Yep. We get it.
You can buy a whole lot of Aritzia's latest collection with $2380. Or a whole lot of groceries and rent.
This is not an insignificant amount of money. If you're going to invest this kind of cash, it had better net you some returns.
The good news is, investing in leveling-up your career skills is the kind of expenditure that legitimately can lead to more money in your pocket down the line. Let me tell you a story to illustrate what I mean:
I (Holly) remember the time several years ago that I finally decided to hire a negotiation coach to help me get a higher salary on a job offer. It cost me $500, and it was the most money I had spent on my career outside of my university degree. I was so stressed out that I couldn't stop the chorus of doubt in my mind: Would it be worth it? What if I didn't learn anything and just regretted spending this lavishly on something useless for the rest of my life? I let the doubts echo around in my mind, and tried to learn as much as possible.
Over 10 days, I learned as much as I possibly could about negotiation and then tried it out on the company that was trying to hire me. They gave me an insultingly low initial offer -- literally 60k below my previous salary. I used every trick I learned and got the salary up by 10k. Not bad.
Now, 10k's a lot of money (especially compared to the $500 I shelled out to learn how to make it happen!). But it isn't much in the face of a 60k shortfall. After all that effort -- and my $500! -- I didn't take the job.
Ouch, right?
WRONG-O, friends! While not taking the job stung in the moment, I got to keep using those skills again and again and again throughout my career. Today I use those exact same skills to help my clients get raises.
In the last three years, I've helped my clients get a literal quarter of a million dollars more pay.

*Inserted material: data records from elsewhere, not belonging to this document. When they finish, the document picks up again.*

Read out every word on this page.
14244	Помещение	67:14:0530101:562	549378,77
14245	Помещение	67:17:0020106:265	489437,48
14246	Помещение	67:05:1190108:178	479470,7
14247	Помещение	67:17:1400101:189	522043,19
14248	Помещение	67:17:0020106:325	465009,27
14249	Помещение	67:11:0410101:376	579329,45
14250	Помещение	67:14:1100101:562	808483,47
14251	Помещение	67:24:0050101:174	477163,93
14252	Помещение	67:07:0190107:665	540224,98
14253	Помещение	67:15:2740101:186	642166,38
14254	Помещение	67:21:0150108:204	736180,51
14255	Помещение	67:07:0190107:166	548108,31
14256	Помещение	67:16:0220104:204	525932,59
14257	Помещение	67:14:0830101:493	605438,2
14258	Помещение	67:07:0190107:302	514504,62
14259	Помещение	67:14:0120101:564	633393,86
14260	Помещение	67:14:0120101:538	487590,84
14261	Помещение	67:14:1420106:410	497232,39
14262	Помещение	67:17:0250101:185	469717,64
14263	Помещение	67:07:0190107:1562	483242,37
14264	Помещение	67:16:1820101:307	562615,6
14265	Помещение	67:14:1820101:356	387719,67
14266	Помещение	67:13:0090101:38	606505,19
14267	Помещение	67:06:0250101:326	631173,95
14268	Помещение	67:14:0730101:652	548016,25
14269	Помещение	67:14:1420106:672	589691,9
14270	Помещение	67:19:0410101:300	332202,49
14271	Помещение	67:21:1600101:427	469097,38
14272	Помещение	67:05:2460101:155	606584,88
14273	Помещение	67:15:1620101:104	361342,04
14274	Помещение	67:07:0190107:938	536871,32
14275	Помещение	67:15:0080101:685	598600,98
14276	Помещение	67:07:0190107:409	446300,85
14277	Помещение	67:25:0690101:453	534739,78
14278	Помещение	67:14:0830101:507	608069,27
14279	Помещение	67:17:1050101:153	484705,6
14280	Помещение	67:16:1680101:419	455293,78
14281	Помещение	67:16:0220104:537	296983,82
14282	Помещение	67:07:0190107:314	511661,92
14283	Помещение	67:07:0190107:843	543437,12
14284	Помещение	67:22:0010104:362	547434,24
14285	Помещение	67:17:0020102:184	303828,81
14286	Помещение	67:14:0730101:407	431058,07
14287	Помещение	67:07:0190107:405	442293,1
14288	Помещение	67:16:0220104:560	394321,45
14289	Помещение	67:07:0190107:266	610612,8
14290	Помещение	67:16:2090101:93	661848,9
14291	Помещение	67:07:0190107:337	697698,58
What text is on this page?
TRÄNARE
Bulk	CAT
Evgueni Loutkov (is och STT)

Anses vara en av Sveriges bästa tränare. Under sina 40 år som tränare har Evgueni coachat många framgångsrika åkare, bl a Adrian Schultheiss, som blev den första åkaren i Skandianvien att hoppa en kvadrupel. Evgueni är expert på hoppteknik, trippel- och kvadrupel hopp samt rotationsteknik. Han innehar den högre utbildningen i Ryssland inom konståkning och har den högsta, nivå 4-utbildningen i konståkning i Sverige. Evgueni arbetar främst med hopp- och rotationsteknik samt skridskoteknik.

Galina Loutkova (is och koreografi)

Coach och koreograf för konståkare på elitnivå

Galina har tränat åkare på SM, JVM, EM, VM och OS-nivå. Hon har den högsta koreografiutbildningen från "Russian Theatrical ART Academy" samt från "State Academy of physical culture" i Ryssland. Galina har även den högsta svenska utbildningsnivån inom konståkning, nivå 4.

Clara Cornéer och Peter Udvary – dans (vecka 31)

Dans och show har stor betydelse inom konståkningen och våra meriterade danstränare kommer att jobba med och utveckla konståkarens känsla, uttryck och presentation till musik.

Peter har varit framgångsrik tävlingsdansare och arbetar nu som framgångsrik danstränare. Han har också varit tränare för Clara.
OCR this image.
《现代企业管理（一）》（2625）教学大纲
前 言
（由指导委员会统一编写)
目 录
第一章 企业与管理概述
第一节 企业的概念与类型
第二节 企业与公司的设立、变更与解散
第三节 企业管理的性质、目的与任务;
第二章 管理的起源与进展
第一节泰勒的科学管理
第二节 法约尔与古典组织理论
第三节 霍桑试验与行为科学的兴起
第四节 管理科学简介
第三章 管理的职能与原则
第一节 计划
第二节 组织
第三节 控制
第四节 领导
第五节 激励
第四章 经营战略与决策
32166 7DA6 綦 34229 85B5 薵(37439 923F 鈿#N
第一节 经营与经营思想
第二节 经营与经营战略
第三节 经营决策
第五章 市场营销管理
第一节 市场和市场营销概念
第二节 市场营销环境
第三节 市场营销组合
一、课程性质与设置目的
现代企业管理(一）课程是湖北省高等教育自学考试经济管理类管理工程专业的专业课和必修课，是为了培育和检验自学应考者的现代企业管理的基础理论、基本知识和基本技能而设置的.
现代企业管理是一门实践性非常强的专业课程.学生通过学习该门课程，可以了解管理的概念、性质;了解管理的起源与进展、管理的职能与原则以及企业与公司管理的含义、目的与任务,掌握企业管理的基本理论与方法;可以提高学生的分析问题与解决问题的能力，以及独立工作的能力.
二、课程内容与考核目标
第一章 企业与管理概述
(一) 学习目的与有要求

Not a bad return on $500, if I do say so myself. And just imagine what those numbers will look like over the next 20 years.
Want the icing on the cake? Everything I teach my clients -- all the techniques that helped them get $270k -- is what we teach in this program.
Good negotiating isn't just about writing numbers on a piece of paper and passing it back and forth across a table while exchanging icy lawyer-like glares. It's about positioning your skills, projects, and ideas as generating enough money for the company that the extra money they pay you is worth it.
This program will help you position your skills as valuable, but it'll also help you talk people into you doing more high-value work in the first place. Learning these skills are like compound interest, but for your career.
So that's why it's so damn expensive. Because learning these skills will literally make you (and your company) tens upon tens of thousands of dollars.